Fratello, me rejoins dans le lit, j’essaye de lui expliquer ce que je vis mais impossible d’enchaîner les syllabes, donc il ne comprend absolument pas ce que je dis. Par contre, ça fait rire Fratello ma tentative. On part alors en fou rire par ce qu’on fait, c’est à dire rien de spécial. Mais les hallucinations ne sont pas diminuées et de nouvelles perspectives se forment. Ce que je vois ne disparaît pas de mon champ de vison quand je détourne le regard, et les anciens stimuli s’impriment par rapport aux actuels. Par exemple je regarde par la fenêtre puis le radiateur et la fenêtre se transpose au radiateur, ou encore regarder Fratello et son image s’imprime sur le mur. Une phrase alors m’apparaît « putain j’ai vraiment du mal à imprimer les choses ».
Les effets commencent (enfin) à se dissiper progressivement, et Fratello met sur YouTube un YTP où les scènes s’enchaînent toujours de plus en plus drôle où je me dis « mais ça ne se termine jamais ! ». Fratello propose ensuite des vidéos de MisterV où je ressens la même sensation.
Il était temps de partir, on range grossièrement l’appartement, Fratello part aux toilettes mais laisse un son sur l’enceinte et je me sens manifestement bien, je reste débordé mais ça reste relativement gérable. Fratello partait dans une autre soirée, je le raccompagne où la communication est bien plus simple puis je me mets en route pour chez moi avec mon casque. Je me sentais à la fois comme un chat où je baillais très fort suivi d’une mastication pour appuyer sur la détente ; mais à la fois comme un mondain découvrant le monde. Je me souviens de mes regards de fascination mêlé à l’incompréhension mais ça ne me dérangeais pas, au contraire.

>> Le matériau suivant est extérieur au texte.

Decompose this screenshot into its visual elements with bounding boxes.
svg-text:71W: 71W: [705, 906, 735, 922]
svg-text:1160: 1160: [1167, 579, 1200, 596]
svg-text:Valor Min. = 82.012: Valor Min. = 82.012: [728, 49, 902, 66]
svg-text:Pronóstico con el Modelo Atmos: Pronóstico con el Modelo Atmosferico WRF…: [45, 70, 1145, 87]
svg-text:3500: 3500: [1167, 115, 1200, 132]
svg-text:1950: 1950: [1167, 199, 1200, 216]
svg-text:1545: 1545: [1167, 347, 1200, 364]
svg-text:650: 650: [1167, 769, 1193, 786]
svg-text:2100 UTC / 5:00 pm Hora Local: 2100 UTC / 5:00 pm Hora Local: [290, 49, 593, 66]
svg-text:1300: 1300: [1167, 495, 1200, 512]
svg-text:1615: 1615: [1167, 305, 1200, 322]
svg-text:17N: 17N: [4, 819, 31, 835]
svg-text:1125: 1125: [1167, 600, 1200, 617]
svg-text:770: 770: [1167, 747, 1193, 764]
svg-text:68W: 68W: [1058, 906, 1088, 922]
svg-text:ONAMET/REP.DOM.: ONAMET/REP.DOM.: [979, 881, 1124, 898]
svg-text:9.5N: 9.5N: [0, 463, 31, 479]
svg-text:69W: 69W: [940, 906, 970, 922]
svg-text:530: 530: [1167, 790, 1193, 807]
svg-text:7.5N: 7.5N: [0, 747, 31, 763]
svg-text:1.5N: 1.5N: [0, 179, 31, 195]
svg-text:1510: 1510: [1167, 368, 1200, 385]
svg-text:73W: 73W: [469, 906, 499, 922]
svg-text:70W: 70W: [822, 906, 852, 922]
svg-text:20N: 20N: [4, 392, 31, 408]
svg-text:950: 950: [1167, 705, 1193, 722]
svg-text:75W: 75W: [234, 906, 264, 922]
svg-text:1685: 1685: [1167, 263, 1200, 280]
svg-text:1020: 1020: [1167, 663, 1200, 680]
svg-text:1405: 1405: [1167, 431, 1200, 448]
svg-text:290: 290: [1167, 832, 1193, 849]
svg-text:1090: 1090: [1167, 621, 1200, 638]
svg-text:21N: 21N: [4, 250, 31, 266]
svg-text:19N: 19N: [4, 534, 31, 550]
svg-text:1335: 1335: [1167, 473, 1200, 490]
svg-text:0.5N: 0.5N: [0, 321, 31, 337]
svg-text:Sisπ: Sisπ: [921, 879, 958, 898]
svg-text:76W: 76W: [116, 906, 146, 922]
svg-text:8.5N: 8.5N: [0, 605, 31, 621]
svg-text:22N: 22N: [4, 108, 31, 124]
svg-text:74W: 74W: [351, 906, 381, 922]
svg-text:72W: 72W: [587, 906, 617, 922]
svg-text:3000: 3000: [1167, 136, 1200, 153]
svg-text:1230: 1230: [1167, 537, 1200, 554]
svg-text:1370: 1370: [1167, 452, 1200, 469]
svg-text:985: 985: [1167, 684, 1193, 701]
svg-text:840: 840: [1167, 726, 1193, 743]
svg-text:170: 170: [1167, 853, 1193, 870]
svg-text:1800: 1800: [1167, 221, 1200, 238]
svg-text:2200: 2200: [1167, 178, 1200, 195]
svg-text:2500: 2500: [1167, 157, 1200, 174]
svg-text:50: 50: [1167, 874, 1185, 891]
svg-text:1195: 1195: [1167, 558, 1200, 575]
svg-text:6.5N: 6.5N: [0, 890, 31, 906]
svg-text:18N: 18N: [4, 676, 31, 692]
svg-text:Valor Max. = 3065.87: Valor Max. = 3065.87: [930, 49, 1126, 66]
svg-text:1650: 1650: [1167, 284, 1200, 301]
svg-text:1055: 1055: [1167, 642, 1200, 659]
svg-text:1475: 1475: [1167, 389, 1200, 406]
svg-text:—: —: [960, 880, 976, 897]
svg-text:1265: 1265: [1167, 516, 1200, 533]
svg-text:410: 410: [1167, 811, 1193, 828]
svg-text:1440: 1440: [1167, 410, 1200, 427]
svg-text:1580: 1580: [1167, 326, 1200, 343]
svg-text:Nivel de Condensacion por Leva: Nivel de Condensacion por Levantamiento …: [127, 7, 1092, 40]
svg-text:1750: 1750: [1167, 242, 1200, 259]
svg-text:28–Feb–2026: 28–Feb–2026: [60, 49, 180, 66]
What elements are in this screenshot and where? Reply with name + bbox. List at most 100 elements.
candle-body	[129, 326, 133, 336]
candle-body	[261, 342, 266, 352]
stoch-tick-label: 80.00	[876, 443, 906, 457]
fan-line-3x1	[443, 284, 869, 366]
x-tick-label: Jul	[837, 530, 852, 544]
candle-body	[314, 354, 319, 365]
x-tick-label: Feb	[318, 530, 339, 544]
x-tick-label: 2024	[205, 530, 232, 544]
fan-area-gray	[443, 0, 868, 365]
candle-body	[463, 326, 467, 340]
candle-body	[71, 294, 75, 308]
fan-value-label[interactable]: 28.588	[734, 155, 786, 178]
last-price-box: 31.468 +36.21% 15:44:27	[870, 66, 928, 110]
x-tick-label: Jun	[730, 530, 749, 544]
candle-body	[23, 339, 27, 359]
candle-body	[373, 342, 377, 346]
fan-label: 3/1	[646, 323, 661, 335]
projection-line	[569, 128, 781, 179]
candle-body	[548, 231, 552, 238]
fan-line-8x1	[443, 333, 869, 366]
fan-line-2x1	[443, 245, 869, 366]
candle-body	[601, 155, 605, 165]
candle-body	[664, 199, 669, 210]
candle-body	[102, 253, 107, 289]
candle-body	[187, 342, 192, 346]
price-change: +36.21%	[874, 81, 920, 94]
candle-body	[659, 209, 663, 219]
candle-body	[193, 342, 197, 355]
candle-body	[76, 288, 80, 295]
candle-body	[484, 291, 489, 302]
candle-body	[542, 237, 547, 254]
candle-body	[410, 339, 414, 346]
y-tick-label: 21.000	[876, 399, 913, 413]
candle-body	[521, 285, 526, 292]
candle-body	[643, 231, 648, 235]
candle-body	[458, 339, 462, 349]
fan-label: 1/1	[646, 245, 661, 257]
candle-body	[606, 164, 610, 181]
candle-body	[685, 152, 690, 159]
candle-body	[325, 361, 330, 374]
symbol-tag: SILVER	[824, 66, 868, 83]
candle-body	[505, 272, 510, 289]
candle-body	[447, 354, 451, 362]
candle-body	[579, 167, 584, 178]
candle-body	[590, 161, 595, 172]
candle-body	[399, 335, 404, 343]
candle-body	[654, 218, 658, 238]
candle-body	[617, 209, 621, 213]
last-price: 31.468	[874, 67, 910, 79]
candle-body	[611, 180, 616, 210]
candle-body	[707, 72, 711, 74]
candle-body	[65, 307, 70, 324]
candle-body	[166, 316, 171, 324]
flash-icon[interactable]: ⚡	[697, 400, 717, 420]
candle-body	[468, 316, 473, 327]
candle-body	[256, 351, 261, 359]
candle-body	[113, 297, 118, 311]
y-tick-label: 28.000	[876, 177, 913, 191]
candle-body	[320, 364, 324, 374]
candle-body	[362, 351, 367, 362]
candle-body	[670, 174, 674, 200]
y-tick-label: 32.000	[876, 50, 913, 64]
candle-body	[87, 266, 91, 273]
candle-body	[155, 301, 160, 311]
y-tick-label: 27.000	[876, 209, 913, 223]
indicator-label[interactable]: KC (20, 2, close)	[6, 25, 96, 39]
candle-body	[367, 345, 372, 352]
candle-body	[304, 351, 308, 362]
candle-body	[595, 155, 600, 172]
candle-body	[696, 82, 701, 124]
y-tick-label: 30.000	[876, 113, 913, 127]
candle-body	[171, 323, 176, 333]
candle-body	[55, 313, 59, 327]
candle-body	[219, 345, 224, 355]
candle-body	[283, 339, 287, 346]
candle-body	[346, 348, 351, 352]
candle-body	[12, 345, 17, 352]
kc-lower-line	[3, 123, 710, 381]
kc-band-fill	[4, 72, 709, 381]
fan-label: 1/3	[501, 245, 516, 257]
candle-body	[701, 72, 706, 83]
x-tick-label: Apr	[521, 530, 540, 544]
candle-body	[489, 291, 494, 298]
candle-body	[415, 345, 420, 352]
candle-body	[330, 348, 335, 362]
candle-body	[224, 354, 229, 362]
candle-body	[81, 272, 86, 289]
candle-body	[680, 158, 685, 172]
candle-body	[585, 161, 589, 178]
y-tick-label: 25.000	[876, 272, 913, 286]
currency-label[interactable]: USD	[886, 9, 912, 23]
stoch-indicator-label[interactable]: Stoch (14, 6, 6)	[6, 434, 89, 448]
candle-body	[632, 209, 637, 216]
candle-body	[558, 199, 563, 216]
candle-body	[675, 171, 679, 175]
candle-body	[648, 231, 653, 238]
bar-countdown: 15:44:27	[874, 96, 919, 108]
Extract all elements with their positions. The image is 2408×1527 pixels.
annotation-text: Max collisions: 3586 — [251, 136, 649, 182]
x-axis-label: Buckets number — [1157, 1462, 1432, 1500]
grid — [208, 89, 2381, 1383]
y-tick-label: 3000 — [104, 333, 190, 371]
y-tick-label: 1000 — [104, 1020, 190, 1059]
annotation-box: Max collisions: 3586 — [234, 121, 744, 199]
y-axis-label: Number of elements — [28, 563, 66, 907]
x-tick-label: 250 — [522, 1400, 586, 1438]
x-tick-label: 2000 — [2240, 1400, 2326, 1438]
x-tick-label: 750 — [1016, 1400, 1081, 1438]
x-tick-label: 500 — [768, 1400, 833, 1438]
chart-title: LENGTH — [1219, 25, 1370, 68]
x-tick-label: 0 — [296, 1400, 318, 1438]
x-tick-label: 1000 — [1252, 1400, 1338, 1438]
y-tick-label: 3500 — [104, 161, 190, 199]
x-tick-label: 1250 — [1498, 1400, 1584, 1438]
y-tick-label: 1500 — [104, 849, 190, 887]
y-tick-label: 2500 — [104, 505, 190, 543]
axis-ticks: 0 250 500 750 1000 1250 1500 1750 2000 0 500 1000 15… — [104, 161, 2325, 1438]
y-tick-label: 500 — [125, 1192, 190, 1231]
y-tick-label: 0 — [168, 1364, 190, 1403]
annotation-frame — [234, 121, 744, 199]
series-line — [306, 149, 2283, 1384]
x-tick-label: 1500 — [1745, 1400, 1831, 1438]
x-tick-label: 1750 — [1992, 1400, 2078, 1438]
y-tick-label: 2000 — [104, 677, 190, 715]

Finalement, une fois rentré chez moi je me couche sans broncher réfléchissant à cette soirée et ma vie en général me revient. Mon découvert, mes problèmes d’argent et ma démission, et me dis que ce n’était pas si important. Je réfléchis à ce qui l’est. Je me rappelle de mon premier séjour à la ferme en particulier. Ce qui rend ce séjour important est l’implication que je mettais, des voisins que l’on voyait souvent qui nous aidaient et réciproquement. Par extension, ce qui m’est cher est ce qui est fait de chair, ce qui nous fait le plus vivre, ce qui procure le plus d’émotion et qu’il faut se concentrer sur ça en particulier. Je m’endors avec ces pensées où les dernières images étaient des feux d’artifice, succédé de bâtiments esthétiques.